The function should return a Pandas DataFrame with columns for the Event_Name, Venue, Event_Date and Number_of_Attendees.

In [94]:
from bs4 import BeautifulSoup
import requests
import pandas as pd
import re
import numpy as np
import time


In [95]:
def scrape_events(events_page_url):
    html_page = requests.get(events_page_url)
    soup = BeautifulSoup(html_page.content, 'html.parser')
    event_container = soup.find('div', class_= "strip slide small")
    event_container
    eventdate = [p.text.split("\n") for p in event_container.findAll('article', class_="highlight-top")]
    event_name = []
    venue = []
    event_date = []
    number_of_attendees = []
    for p in eventdate:
        event_date.append(p[1])
        venue.append(p[12])
        event_name.append(p[8])
        number_of_attendees.append(p[4].split(" ")[0])
    df = pd.DataFrame([event_name, venue, event_date, number_of_attendees]).transpose()
    df.columns = ['Event_Name', 'Venue', 'Event_Date', 'Number_of_Attendees']
    return df
scrape_events('https://www.residentadvisor.net/events/us/newyork')

Unnamed: 0,Event_Name,Venue,Event_Date,Number_of_Attendees
0,Friday: Theo Parrish All Night,Nowadays,"Fri, 3 Jan 2020",278
1,Saturday: Anthony Naples and Four Tet,Nowadays,"Sat, 4 Jan 2020",286
2,Julian Jeweil // Marco Faraone // Ramon Tapia,Kings Hall - Avant Gardner,"Fri, 17 Jan 2020",146
3,"Elseworld: Leon Vynehall, Moxie, Physical Ther...",Elsewhere,"Fri, 17 Jan 2020",96
4,Saturday: Aurora Halal and Ben UFO,Nowadays,"Sat, 18 Jan 2020",259
5,Detroit Love: Luciano a2a Carl Craig,Avant Gardner,"Sat, 18 Jan 2020",95
6,Horse Meat Disco - New York Residency,Elsewhere,"Sun, 19 Jan 2020",149
7,T4T LUV NRG ~ Octo Octa b2b Eris Drew All Nigh...,Good Room,"Fri, 24 Jan 2020",164


In [96]:
def scrape_events(events_page_url):
    #Your code here
    response = requests.get(events_page_url)
    soup = BeautifulSoup(response.content, 'html.parser')
    entries = event_listings.findAll('li')
    rows = []
    for entry in entries:
        #Is it a date? If so, set current date.
        date = entry.find('p', class_="eventDate date")
        event = entry.find('h1', class_="event-title")
        if event:
            details = event.text.split(' at ')
            event_name = details[0].strip()
            venue = details[1].strip()
            try:
                n_attendees = int(re.match("(\d*)", entry.find('p', class_="attending").text)[0])
            except:
                n_attendees = np.nan
            rows.append([event_name, venue, cur_date, n_attendees])
        elif date:
            cur_date = date.text
        else:
            continue
    df = pd.DataFrame(rows)
    df.head()
    df.columns = ["Event_Name", "Venue", "Event_Date", "Number_of_Attendees"]
    return df
scrape_events('https://www.residentadvisor.net/events/us/newyork')

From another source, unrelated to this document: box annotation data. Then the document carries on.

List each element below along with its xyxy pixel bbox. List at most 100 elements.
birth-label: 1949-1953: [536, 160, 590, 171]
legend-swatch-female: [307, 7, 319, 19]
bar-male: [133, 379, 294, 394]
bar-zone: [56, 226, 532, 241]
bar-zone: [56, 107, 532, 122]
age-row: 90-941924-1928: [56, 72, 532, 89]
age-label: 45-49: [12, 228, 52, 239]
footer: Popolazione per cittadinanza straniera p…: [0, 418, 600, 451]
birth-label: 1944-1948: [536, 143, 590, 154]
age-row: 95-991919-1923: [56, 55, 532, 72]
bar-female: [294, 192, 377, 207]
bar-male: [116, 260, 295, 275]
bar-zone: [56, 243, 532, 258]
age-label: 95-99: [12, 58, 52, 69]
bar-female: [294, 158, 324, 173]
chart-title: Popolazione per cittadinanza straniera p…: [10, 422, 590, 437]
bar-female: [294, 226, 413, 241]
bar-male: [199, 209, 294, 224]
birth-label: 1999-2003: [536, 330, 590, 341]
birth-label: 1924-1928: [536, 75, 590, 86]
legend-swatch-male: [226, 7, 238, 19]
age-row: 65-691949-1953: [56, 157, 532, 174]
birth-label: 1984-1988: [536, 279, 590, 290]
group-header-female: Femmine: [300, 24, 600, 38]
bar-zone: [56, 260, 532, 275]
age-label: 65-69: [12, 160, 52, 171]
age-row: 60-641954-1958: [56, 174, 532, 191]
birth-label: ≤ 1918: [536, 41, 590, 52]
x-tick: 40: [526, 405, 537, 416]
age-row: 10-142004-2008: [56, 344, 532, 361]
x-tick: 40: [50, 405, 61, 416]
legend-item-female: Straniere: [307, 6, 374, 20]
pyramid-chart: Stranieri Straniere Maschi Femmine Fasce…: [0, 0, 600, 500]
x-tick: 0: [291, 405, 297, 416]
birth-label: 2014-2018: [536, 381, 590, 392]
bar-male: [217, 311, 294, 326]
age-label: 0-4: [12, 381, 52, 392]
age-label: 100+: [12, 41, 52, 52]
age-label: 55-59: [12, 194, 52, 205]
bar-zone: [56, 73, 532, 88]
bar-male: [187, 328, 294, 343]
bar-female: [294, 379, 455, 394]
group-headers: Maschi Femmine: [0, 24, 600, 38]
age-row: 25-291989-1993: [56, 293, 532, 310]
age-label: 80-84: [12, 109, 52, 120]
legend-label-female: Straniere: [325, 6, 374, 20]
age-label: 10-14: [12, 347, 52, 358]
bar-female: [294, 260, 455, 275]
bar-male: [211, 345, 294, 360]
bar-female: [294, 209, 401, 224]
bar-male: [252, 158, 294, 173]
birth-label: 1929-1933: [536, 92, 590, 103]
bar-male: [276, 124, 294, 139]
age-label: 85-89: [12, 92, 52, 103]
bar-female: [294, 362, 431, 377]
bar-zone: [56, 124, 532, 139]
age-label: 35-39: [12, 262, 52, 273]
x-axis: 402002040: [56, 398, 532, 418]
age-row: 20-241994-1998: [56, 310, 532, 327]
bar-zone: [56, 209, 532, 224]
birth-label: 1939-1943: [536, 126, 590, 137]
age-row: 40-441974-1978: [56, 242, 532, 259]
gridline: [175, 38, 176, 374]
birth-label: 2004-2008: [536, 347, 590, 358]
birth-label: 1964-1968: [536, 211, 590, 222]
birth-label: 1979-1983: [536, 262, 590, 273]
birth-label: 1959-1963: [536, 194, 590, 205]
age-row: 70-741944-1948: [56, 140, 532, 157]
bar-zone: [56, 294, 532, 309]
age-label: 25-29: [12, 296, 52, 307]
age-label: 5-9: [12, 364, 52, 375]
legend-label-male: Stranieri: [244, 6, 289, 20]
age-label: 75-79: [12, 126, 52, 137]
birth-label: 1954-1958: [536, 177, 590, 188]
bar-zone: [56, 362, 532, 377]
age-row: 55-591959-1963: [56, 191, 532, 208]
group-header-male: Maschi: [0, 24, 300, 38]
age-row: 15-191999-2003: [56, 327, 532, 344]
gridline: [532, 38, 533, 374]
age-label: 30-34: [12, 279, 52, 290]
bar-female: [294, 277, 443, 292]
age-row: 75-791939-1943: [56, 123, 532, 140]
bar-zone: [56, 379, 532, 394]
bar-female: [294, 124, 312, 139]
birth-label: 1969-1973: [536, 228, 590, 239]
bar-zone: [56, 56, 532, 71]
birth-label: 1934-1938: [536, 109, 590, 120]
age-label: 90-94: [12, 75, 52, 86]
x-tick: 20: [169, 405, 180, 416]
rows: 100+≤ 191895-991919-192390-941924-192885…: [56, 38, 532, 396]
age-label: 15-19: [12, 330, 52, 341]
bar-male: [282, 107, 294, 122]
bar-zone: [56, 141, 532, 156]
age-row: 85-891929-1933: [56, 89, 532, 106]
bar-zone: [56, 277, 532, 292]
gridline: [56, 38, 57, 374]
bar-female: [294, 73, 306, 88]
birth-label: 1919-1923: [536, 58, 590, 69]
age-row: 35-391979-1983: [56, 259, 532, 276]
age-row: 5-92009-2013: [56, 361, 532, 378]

Unnamed: 0,Event_Name,Venue,Event_Date,Number_of_Attendees
0,Friday: Theo Parrish All Night,Nowadays,"Fri, 03 Jan 2020 /",278.0
1,"Francois K, Rimarkable",Elsewhere,"Fri, 03 Jan 2020 /",30.0
2,Eli Escobar All Night Long (House of Yes Anniv...,House Of Yes,"Fri, 03 Jan 2020 /",21.0
3,"Jacques Renault, Timo Lee, Uncle Dev & Friends...",Good Room,"Fri, 03 Jan 2020 /",14.0
4,"Rendezvous with Sergio Dimoff, Arvi, CGC More",TBA Brooklyn,"Fri, 03 Jan 2020 /",11.0
5,D'Noir AM Saturday Morning Afterhours At Polyg...,Polygon BK,"Fri, 03 Jan 2020 /",2.0
6,Suzanne Kraft,public records,"Fri, 03 Jan 2020 /",12.0
7,"2lanes, Kfeelz, Amelia Holt",Mood Ring,"Fri, 03 Jan 2020 /",11.0
8,The Office presents: Red Light Secrets Music B...,TBA - Brooklyn,"Fri, 03 Jan 2020 /",
9,JACK DEPT. NYC / Dr. Sync / Katie Rex / John B...,Bossa Nova Civic Club,"Fri, 03 Jan 2020 /",


## Write a Function to Retrieve the URL for the Next Page

In [97]:
def next_page(url):
    response = requests.get(url)
    soup = BeautifulSoup(response.content, 'html.parser')
    url_ext = soup.find('a', attrs={'ga-event-action':"Next "}).attrs['href']
    next_page_url = "https://www.residentadvisor.net" + url_ext
    return next_page_url

## Scrape the Next 1000 Events for Your Area

Display the data sorted by the number of attendees. If there is a tie for the number attending, sort by event date.

In [None]:
#Your code here


## Summary 

Congratulations! In this lab, you successfully developed a pipeline to scrape a website for concert event information!